Les bâtiments et l'architecture, Les arts et la créativité

Published Date: sept. 10, 2009

« L’architecture est une musique figée », a dit Goethe, mais pourquoi de tels propos? Était-ce parce que les intérieurs des églises chrétiennes, avec leurs colonnes et leurs voûtes, semblent se mouvoir pour qui descend la nef, les fenêtres et les murs, se dérober et les transepts apparaître et disparaître pour qui se déplace d’ouest en est dans un plan en croix latine? Mais la structure en tant que telle demeure immobile – hormis l’inévitable détérioration qui ronge tous les édifices.

La musique, en revanche, est fugace et intangible, s’élevant de la page silencieuse dans les quatre dimensions seulement quand elle est jouée. Les sons émanant d’un chœur, d’un orgue et d’autres instruments résonnent dans toute l’église, semblant se mouvoir et cerner l’auditeur, alors que les mélodies ne s’attardent que brièvement dès que la musique se tait.

Au fil des siècles, dans la chrétienté, la musique a considérablement évolué, des mélopées simples des origines aux compositions complexes pour deux chœurs, œuvre du compositeur du XVIe siècle, Giovanni Gabrieli, pour la basilique Saint Marc de Venise, d’une messe de Mozart avec orchestre à une psalmodie anglicane et aux hymnes convaincants des églises réformées.

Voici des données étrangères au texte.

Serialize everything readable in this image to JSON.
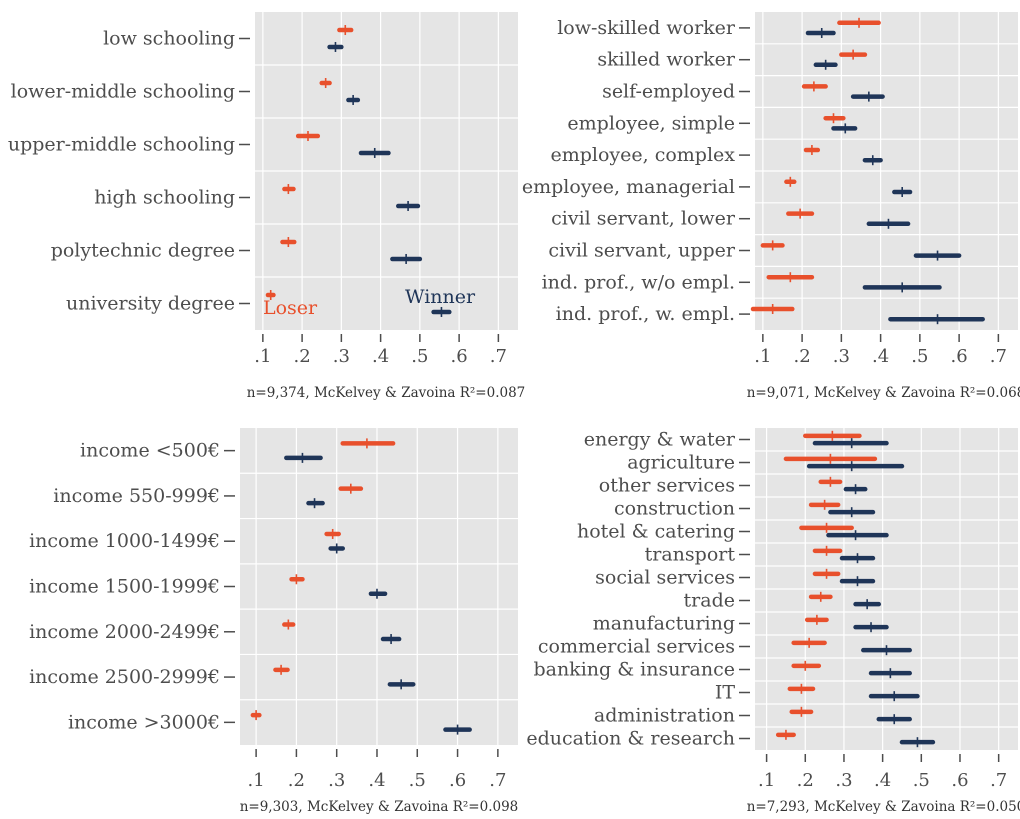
{
  "colors": {
    "loser": "#e8502c",
    "winner": "#1f3558",
    "panel_bg": "#e5e5e5",
    "grid": "#ffffff",
    "axis_text": "#4d4d4d"
  },
  "chart_data": [
    {
      "type": "scatter",
      "style": "point estimates with horizontal confidence intervals (two series)",
      "xlim": [
        0.08,
        0.75
      ],
      "xticks": [
        0.1,
        0.2,
        0.3,
        0.4,
        0.5,
        0.6,
        0.7
      ],
      "xtick_labels": [
        ".1",
        ".2",
        ".3",
        ".4",
        ".5",
        ".6",
        ".7"
      ],
      "categories": [
        "low schooling",
        "lower-middle schooling",
        "upper-middle schooling",
        "high schooling",
        "polytechnic degree",
        "university degree"
      ],
      "series": [
        {
          "name": "Loser",
          "color": "#e8502c",
          "values": [
            0.31,
            0.26,
            0.215,
            0.165,
            0.165,
            0.12
          ],
          "ci_low": [
            0.295,
            0.25,
            0.19,
            0.155,
            0.15,
            0.113
          ],
          "ci_high": [
            0.325,
            0.27,
            0.24,
            0.178,
            0.18,
            0.127
          ]
        },
        {
          "name": "Winner",
          "color": "#1f3558",
          "values": [
            0.285,
            0.33,
            0.385,
            0.47,
            0.465,
            0.555
          ],
          "ci_low": [
            0.27,
            0.318,
            0.35,
            0.445,
            0.43,
            0.535
          ],
          "ci_high": [
            0.3,
            0.342,
            0.42,
            0.495,
            0.5,
            0.575
          ]
        }
      ],
      "legend_labels": [
        {
          "text": "Loser",
          "series": "Loser"
        },
        {
          "text": "Winner",
          "series": "Winner"
        }
      ],
      "note": "n=9,374, McKelvey & Zavoina R²=0.087"
    },
    {
      "type": "scatter",
      "style": "point estimates with horizontal confidence intervals (two series)",
      "xlim": [
        0.08,
        0.75
      ],
      "xticks": [
        0.1,
        0.2,
        0.3,
        0.4,
        0.5,
        0.6,
        0.7
      ],
      "xtick_labels": [
        ".1",
        ".2",
        ".3",
        ".4",
        ".5",
        ".6",
        ".7"
      ],
      "categories": [
        "low-skilled worker",
        "skilled worker",
        "self-employed",
        "employee, simple",
        "employee, complex",
        "employee, managerial",
        "civil servant, lower",
        "civil servant, upper",
        "ind. prof., w/o empl.",
        "ind. prof., w. empl."
      ],
      "series": [
        {
          "name": "Loser",
          "color": "#e8502c",
          "values": [
            0.345,
            0.33,
            0.23,
            0.28,
            0.225,
            0.17,
            0.195,
            0.125,
            0.17,
            0.125
          ],
          "ci_low": [
            0.295,
            0.3,
            0.205,
            0.26,
            0.21,
            0.16,
            0.165,
            0.1,
            0.115,
            0.075
          ],
          "ci_high": [
            0.395,
            0.36,
            0.26,
            0.305,
            0.24,
            0.18,
            0.225,
            0.15,
            0.225,
            0.175
          ]
        },
        {
          "name": "Winner",
          "color": "#1f3558",
          "values": [
            0.25,
            0.26,
            0.37,
            0.31,
            0.38,
            0.455,
            0.42,
            0.545,
            0.455,
            0.545
          ],
          "ci_low": [
            0.215,
            0.235,
            0.33,
            0.28,
            0.36,
            0.435,
            0.37,
            0.49,
            0.36,
            0.425
          ],
          "ci_high": [
            0.28,
            0.285,
            0.405,
            0.335,
            0.4,
            0.475,
            0.47,
            0.6,
            0.55,
            0.66
          ]
        }
      ],
      "note": "n=9,071, McKelvey & Zavoina R²=0.068"
    },
    {
      "type": "scatter",
      "style": "point estimates with horizontal confidence intervals (two series)",
      "xlim": [
        0.06,
        0.75
      ],
      "xticks": [
        0.1,
        0.2,
        0.3,
        0.4,
        0.5,
        0.6,
        0.7
      ],
      "xtick_labels": [
        ".1",
        ".2",
        ".3",
        ".4",
        ".5",
        ".6",
        ".7"
      ],
      "categories": [
        "income <500€",
        "income 550-999€",
        "income 1000-1499€",
        "income 1500-1999€",
        "income 2000-2499€",
        "income 2500-2999€",
        "income >3000€"
      ],
      "series": [
        {
          "name": "Loser",
          "color": "#e8502c",
          "values": [
            0.375,
            0.335,
            0.29,
            0.2,
            0.18,
            0.162,
            0.1
          ],
          "ci_low": [
            0.315,
            0.31,
            0.275,
            0.188,
            0.17,
            0.148,
            0.092
          ],
          "ci_high": [
            0.44,
            0.36,
            0.305,
            0.215,
            0.192,
            0.178,
            0.108
          ]
        },
        {
          "name": "Winner",
          "color": "#1f3558",
          "values": [
            0.215,
            0.245,
            0.3,
            0.4,
            0.435,
            0.46,
            0.6
          ],
          "ci_low": [
            0.175,
            0.23,
            0.285,
            0.385,
            0.415,
            0.432,
            0.57
          ],
          "ci_high": [
            0.26,
            0.265,
            0.315,
            0.42,
            0.455,
            0.49,
            0.63
          ]
        }
      ],
      "note": "n=9,303, McKelvey & Zavoina R²=0.098"
    },
    {
      "type": "scatter",
      "style": "point estimates with horizontal confidence intervals (two series)",
      "xlim": [
        0.07,
        0.75
      ],
      "xticks": [
        0.1,
        0.2,
        0.3,
        0.4,
        0.5,
        0.6,
        0.7
      ],
      "xtick_labels": [
        ".1",
        ".2",
        ".3",
        ".4",
        ".5",
        ".6",
        ".7"
      ],
      "categories": [
        "energy & water",
        "agriculture",
        "other services",
        "construction",
        "hotel & catering",
        "transport",
        "social services",
        "trade",
        "manufacturing",
        "commercial services",
        "banking & insurance",
        "IT",
        "administration",
        "education & research"
      ],
      "series": [
        {
          "name": "Loser",
          "color": "#e8502c",
          "values": [
            0.27,
            0.265,
            0.265,
            0.25,
            0.255,
            0.255,
            0.255,
            0.24,
            0.23,
            0.21,
            0.2,
            0.19,
            0.19,
            0.15
          ],
          "ci_low": [
            0.2,
            0.15,
            0.24,
            0.215,
            0.19,
            0.225,
            0.225,
            0.215,
            0.205,
            0.17,
            0.17,
            0.16,
            0.165,
            0.13
          ],
          "ci_high": [
            0.34,
            0.38,
            0.29,
            0.285,
            0.32,
            0.29,
            0.285,
            0.265,
            0.255,
            0.25,
            0.235,
            0.22,
            0.215,
            0.17
          ]
        },
        {
          "name": "Winner",
          "color": "#1f3558",
          "values": [
            0.32,
            0.32,
            0.33,
            0.32,
            0.33,
            0.335,
            0.335,
            0.36,
            0.37,
            0.41,
            0.42,
            0.43,
            0.43,
            0.49
          ],
          "ci_low": [
            0.225,
            0.21,
            0.305,
            0.265,
            0.26,
            0.295,
            0.295,
            0.33,
            0.33,
            0.35,
            0.37,
            0.37,
            0.39,
            0.45
          ],
          "ci_high": [
            0.41,
            0.45,
            0.355,
            0.375,
            0.41,
            0.375,
            0.375,
            0.39,
            0.41,
            0.47,
            0.47,
            0.49,
            0.47,
            0.53
          ]
        }
      ],
      "note": "n=7,293, McKelvey & Zavoina R²=0.050"
    }
  ]
}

Alors que des cantiques entraînants mènent des congrégations sur des voies impensables quelques siècles auparavant et déchaînent les foules, d’autres lieux de culte sont aménagés pour des concerts et des représentations de danse et de théâtre. Ainsi, Sharon Temple, au nord de Toronto, est un édifice religieux qui fait preuve de nouveauté sur le plan musical.

Avec sa symétrie architecturale frappante et son histoire musicale riche, Sharon Temple est le parfait exemple d’un édifice du patrimoine « vivant », même s’il a été détourné de son usage initial. Réputé pour son acoustique, ce temple est un édifice au plan central, recouvert de planches de clin et doté d’une charpente en bois, qui a été érigé entre 1825 et 1831 pour une petite secte religieuse appelée les Enfants de la Paix, fondée par David Willson.

Les Enfants de la Paix ont disparu il y a longtemps, mais, en 1966, le chœur de l’Université luthérienne de Waterloo a commandité John Beckwith, ancien doyen de la faculté de musique de l’Université de Toronto, pour composer une œuvre centrée sur cette secte. Le libretto de Beckwith, Sharon Fragments, intègre les descriptions par Willson de ses visions, les principes de la secte et trois hymnes composés par son fondateur, ainsi que deux des vingt airs joués par l’orgue de Sharon Temple. Désormais, cette magnifique œuvre du XXe siècle, à plusieurs niveaux, qui mêle le sacré au profane, est intimement liée à l’extraordinaire Sharon Temple.

Certes, Gabrieli n’approuverait peutêtre pas l’alliance de traditionnel et de contemporain, d’écrits religieux et de musique conçue par Beckwith, mais le résultat lorsqu’il est joué, comme il l’est souvent, dans le Sharon Temple, rend l’architecture de cet édifice exceptionnel plus vivante que figée, un résultat qui ravirait peut-être Goethe, comme il séduit nombre de personnes aujourd’hui.